Folha de S. Paulo


Autodestruição do Estado

Liran Razinski é um professor israelense de literatura que mora em Jerusalém e milita pelo reconhecimento do Estado Palestino. Seu filho estuda em uma das raras escolas em Jerusalém para árabes e judeus. Há algumas semanas, a escola foi queimada e pichada com os dizeres: "Não é possível coexistir com o câncer". Mesmo queimada, ela teima em continuar funcionando.

As ações de Liran não se resumem, no entanto, a matricular seu filho em uma escola na qual ele poderia aprender a coexistência ou participar de manifestações pela paz. Logo depois que uma criança árabe foi sequestrada e queimada viva em represália à morte de três adolescentes colonos judeus, ele e mais outros ativistas israelenses organizaram brigadas que rondavam bairros árabes de Jerusalém à noite a fim de impedir que ações parecidas ocorressem novamente. Enquanto vários diziam temer pela escalada de violência enquanto viam tudo pelo sofá da televisão, Liran agiu, mesmo sabendo que sua ação era vista com desprezo pela grande maioria de seus concidadãos.
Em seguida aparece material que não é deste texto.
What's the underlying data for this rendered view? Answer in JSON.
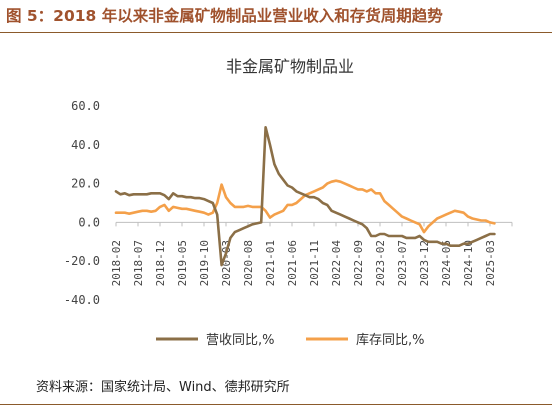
{
  "figure_title": "图 5：2018 年以来非金属矿物制品业营业收入和存货周期趋势",
  "source_note": "资料来源：国家统计局、Wind、德邦研究所",
  "chart_data": {
    "type": "line",
    "title": "非金属矿物制品业",
    "xlabel": "",
    "ylabel": "",
    "ylim": [
      -40,
      60
    ],
    "yticks": [
      "60.0",
      "40.0",
      "20.0",
      "0.0",
      "-20.0",
      "-40.0"
    ],
    "ytick_values": [
      60,
      40,
      20,
      0,
      -20,
      -40
    ],
    "xtick_labels": [
      "2018-02",
      "2018-07",
      "2018-12",
      "2019-05",
      "2019-10",
      "2020-03",
      "2020-08",
      "2021-01",
      "2021-06",
      "2021-11",
      "2022-04",
      "2022-09",
      "2023-02",
      "2023-07",
      "2023-12",
      "2024-05",
      "2024-10",
      "2025-03"
    ],
    "x_start": "2018-02",
    "x_end": "2025-08",
    "grid": false,
    "legend": "bottom",
    "series": [
      {
        "name": "营收同比,%",
        "color": "#8b6f47",
        "values": [
          16,
          14.5,
          15,
          14,
          14.5,
          14.5,
          14.5,
          14.5,
          15,
          15,
          15,
          14,
          12,
          15,
          13.5,
          13.5,
          13,
          13,
          12.5,
          12.5,
          12,
          11,
          10,
          4,
          -22,
          -16,
          -8,
          -5,
          -4,
          -3,
          -2,
          -1,
          -0.5,
          0,
          49,
          40,
          30,
          25,
          22,
          19,
          18,
          16,
          15,
          14,
          13,
          13,
          12,
          10,
          9,
          6,
          5,
          4,
          3,
          2,
          1,
          0,
          -1,
          -3,
          -7,
          -7,
          -6,
          -6,
          -7,
          -7,
          -7,
          -7,
          -8,
          -8,
          -8,
          -7,
          -9,
          -10,
          -10,
          -10,
          -11,
          -11,
          -12,
          -12,
          -12,
          -11,
          -11,
          -10,
          -9,
          -8,
          -7,
          -6,
          -6
        ]
      },
      {
        "name": "库存同比,%",
        "color": "#f4a04a",
        "values": [
          5,
          5,
          5,
          4.5,
          5,
          5.5,
          6,
          6,
          5.5,
          6,
          8,
          9,
          6,
          8,
          7.5,
          7,
          7,
          6.5,
          6,
          5.5,
          5,
          4,
          5,
          10,
          19.5,
          13,
          10,
          8,
          8,
          8,
          8.5,
          8,
          8,
          8,
          6,
          2.5,
          4,
          5,
          6,
          9,
          9,
          10,
          12,
          14,
          15,
          16,
          17,
          18,
          20,
          21,
          21.5,
          21,
          20,
          19,
          18,
          17,
          17,
          16,
          17,
          15,
          15,
          11,
          9,
          7,
          5,
          3,
          2,
          1,
          0,
          -1,
          -5,
          -2,
          0,
          2,
          3,
          4,
          5,
          6,
          5.5,
          5,
          3,
          2,
          1.5,
          1,
          1,
          0,
          -0.5
        ]
      }
    ]
  }
}
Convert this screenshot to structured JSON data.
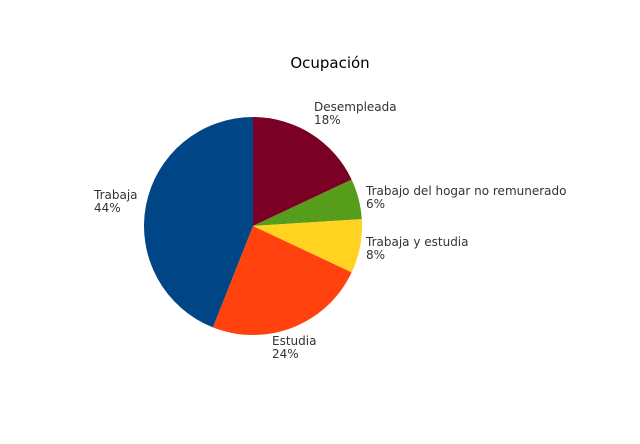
{
  "chart_data": {
    "type": "pie",
    "title": "Ocupación",
    "slices": [
      {
        "label": "Desempleada",
        "percent_label": "18%",
        "value": 18,
        "color": "#7a0026"
      },
      {
        "label": "Trabajo del hogar no remunerado",
        "percent_label": "6%",
        "value": 6,
        "color": "#579d1c"
      },
      {
        "label": "Trabaja y estudia",
        "percent_label": "8%",
        "value": 8,
        "color": "#ffd320"
      },
      {
        "label": "Estudia",
        "percent_label": "24%",
        "value": 24,
        "color": "#ff420e"
      },
      {
        "label": "Trabaja",
        "percent_label": "44%",
        "value": 44,
        "color": "#004586"
      }
    ],
    "start_angle_deg": 0,
    "direction": "clockwise"
  }
}
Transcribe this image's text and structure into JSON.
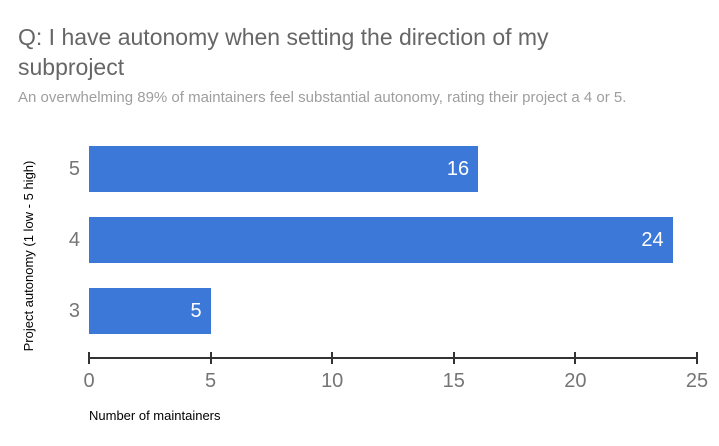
{
  "chart_data": {
    "type": "bar",
    "orientation": "horizontal",
    "title": "Q: I have autonomy when setting the direction of my subproject",
    "subtitle": "An overwhelming 89% of maintainers feel substantial autonomy, rating their project a 4 or 5.",
    "categories": [
      "5",
      "4",
      "3"
    ],
    "values": [
      16,
      24,
      5
    ],
    "xlabel": "Number of maintainers",
    "ylabel": "Project autonomy (1 low - 5 high)",
    "xlim": [
      0,
      25
    ],
    "xticks": [
      0,
      5,
      10,
      15,
      20,
      25
    ],
    "grid": false,
    "legend": "none",
    "value_labels": "inside-end"
  },
  "colors": {
    "bar": "#3c78d8",
    "bar_value_label": "#ffffff",
    "title_text": "#666666",
    "subtitle_text": "#9e9e9e",
    "tick_label": "#757575",
    "axis_line": "#333333",
    "axis_title": "#000000",
    "background": "#ffffff"
  }
}
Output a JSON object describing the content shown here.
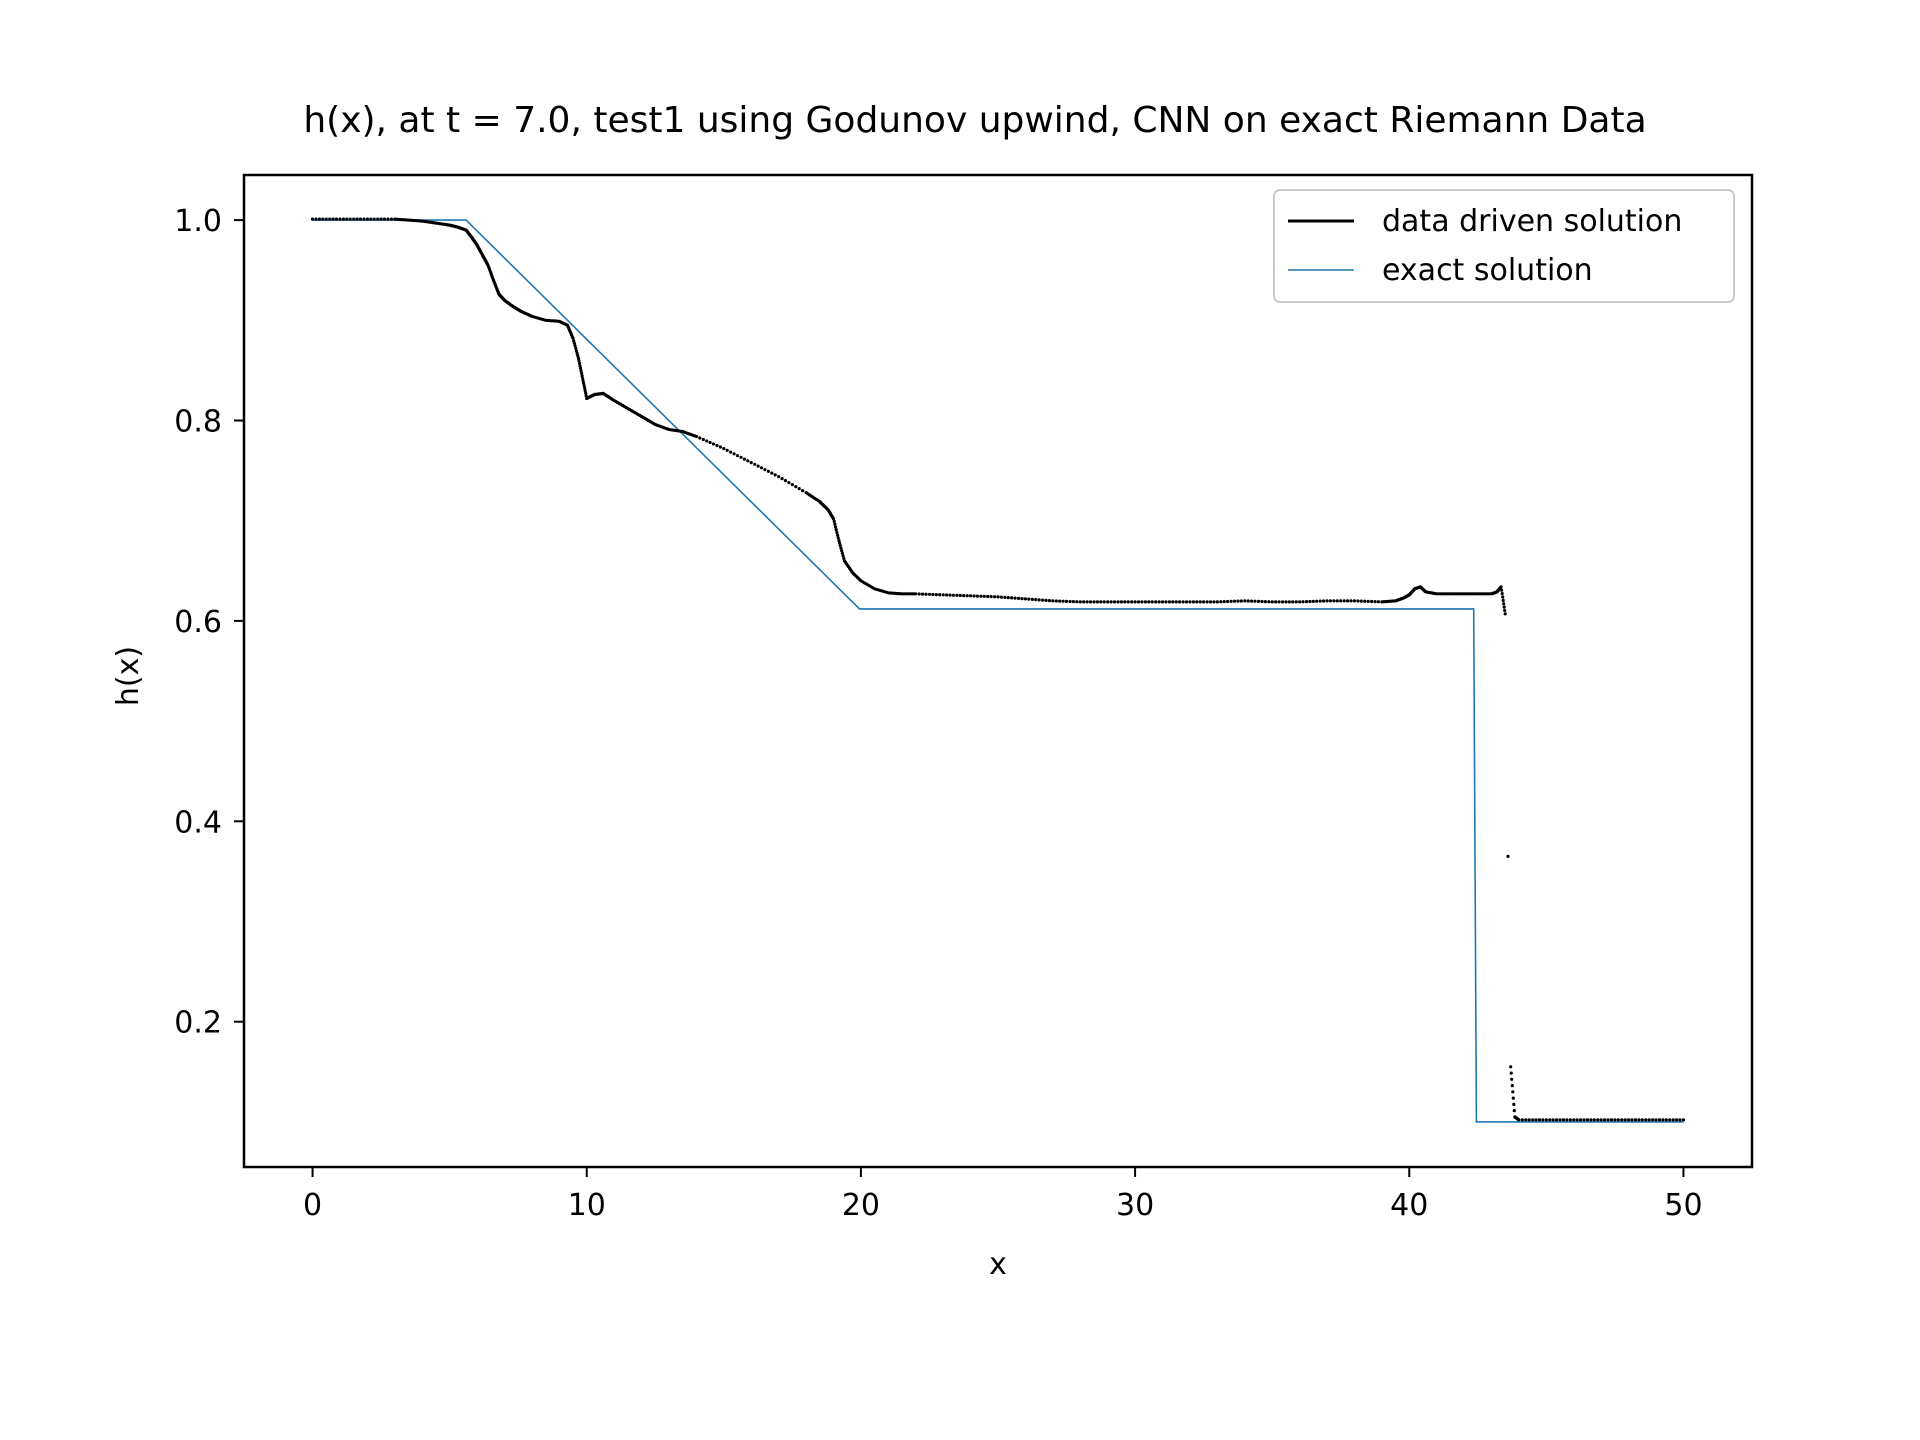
{
  "chart_data": {
    "type": "line",
    "title": "h(x), at t = 7.0, test1 using Godunov upwind, CNN on exact Riemann Data",
    "xlabel": "x",
    "ylabel": "h(x)",
    "xlim": [
      -2.5,
      52.5
    ],
    "ylim": [
      0.055,
      1.045
    ],
    "xticks": [
      0,
      10,
      20,
      30,
      40,
      50
    ],
    "xtick_labels": [
      "0",
      "10",
      "20",
      "30",
      "40",
      "50"
    ],
    "yticks": [
      0.2,
      0.4,
      0.6,
      0.8,
      1.0
    ],
    "ytick_labels": [
      "0.2",
      "0.4",
      "0.6",
      "0.8",
      "1.0"
    ],
    "grid": false,
    "legend": {
      "position": "top-right"
    },
    "series": [
      {
        "name": "data driven solution",
        "color": "#000000",
        "style": "dotted-markers",
        "x": [
          0,
          1,
          2,
          3,
          3.5,
          4,
          4.5,
          5,
          5.3,
          5.6,
          5.8,
          6.0,
          6.2,
          6.4,
          6.6,
          6.8,
          7.0,
          7.3,
          7.6,
          8.0,
          8.5,
          9.0,
          9.3,
          9.5,
          9.7,
          9.85,
          10.0,
          10.3,
          10.6,
          11.0,
          11.5,
          12.0,
          12.5,
          13.0,
          13.5,
          14.0,
          15.0,
          16.0,
          17.0,
          18.0,
          18.5,
          18.8,
          19.0,
          19.2,
          19.4,
          19.7,
          20.0,
          20.5,
          21.0,
          21.5,
          22.0,
          23.0,
          24.0,
          25.0,
          26.0,
          27.0,
          28.0,
          29.0,
          30.0,
          31.0,
          32.0,
          33.0,
          34.0,
          35.0,
          36.0,
          37.0,
          38.0,
          39.0,
          39.5,
          39.8,
          40.0,
          40.2,
          40.4,
          40.6,
          41.0,
          41.5,
          42.0,
          42.5,
          43.0,
          43.2,
          43.35,
          43.5,
          43.6,
          43.7,
          43.85,
          44.0,
          45.0,
          46.0,
          47.0,
          48.0,
          49.0,
          50.0
        ],
        "y": [
          1.001,
          1.001,
          1.001,
          1.001,
          1.0,
          0.999,
          0.997,
          0.995,
          0.993,
          0.99,
          0.983,
          0.975,
          0.965,
          0.955,
          0.94,
          0.926,
          0.92,
          0.914,
          0.909,
          0.904,
          0.9,
          0.899,
          0.895,
          0.882,
          0.862,
          0.842,
          0.822,
          0.826,
          0.827,
          0.82,
          0.812,
          0.804,
          0.796,
          0.791,
          0.789,
          0.784,
          0.772,
          0.758,
          0.744,
          0.728,
          0.719,
          0.711,
          0.702,
          0.68,
          0.66,
          0.648,
          0.64,
          0.632,
          0.628,
          0.627,
          0.627,
          0.626,
          0.625,
          0.624,
          0.622,
          0.62,
          0.619,
          0.619,
          0.619,
          0.619,
          0.619,
          0.619,
          0.62,
          0.619,
          0.619,
          0.62,
          0.62,
          0.619,
          0.62,
          0.623,
          0.626,
          0.632,
          0.634,
          0.629,
          0.627,
          0.627,
          0.627,
          0.627,
          0.627,
          0.629,
          0.634,
          0.607,
          0.365,
          0.155,
          0.105,
          0.102,
          0.102,
          0.102,
          0.102,
          0.102,
          0.102,
          0.102
        ]
      },
      {
        "name": "exact solution",
        "color": "#1f77b4",
        "style": "solid",
        "x": [
          0,
          5.6,
          19.95,
          42.35,
          42.45,
          50
        ],
        "y": [
          1.0,
          1.0,
          0.612,
          0.612,
          0.1,
          0.1
        ]
      }
    ]
  }
}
Mas, agora, ele sabe que talvez tenha chegado a hora de esperar o pior. Há algumas semanas, a coalização de Netanyahu foi dissolvida. Os membros mais "moderados" (se é que o termo ainda faz algum sentido) abandonaram o governo no momento em que ele investia toda sua força para aprovar a transformação do Estado israelense em um "Estado judeu". Certamente isto será feito nos próximos meses.

Ou seja, Israel será um Estado no qual, entre outras coisas, 20% da população (os não-judeus) estará definitivamente relegada à condição de cidadão de segunda classe. Algo tão brutal quanto definir o Brasil como um país no qual a cidadania plena é reservada aqueles que têm laços de sangue e cultura capazes de constituir uma identidade social excludente. O mínimo que se pode dizer é que um Estado dessa natureza está a meio caminho para institucionalizar uma forma profundamente perversa de racismo.

A invenção do Estado moderno teve, como uma de suas principais virtudes, a dissociação entre nação, Estado e povo. Ele construiu uma noção de cidadania assentada na indiferença em relação às diferenças culturais, religiosas, étnicas e a toda e qualquer determinação identitária. Por mais que tal construção tenha sido constantemente destruída pelas forças mais obscuras da vida social, a ideia de uma igualdade política baseada na abstração radical das diferenças é a única coisa que impede nossos Estados de se transformarem em clubes comunitaristas militarizados.

Se Israel der esse passo, seu Estado será um trágico exemplo de clube dessa natureza e crianças como o filho de Liran terão que achar outra escola.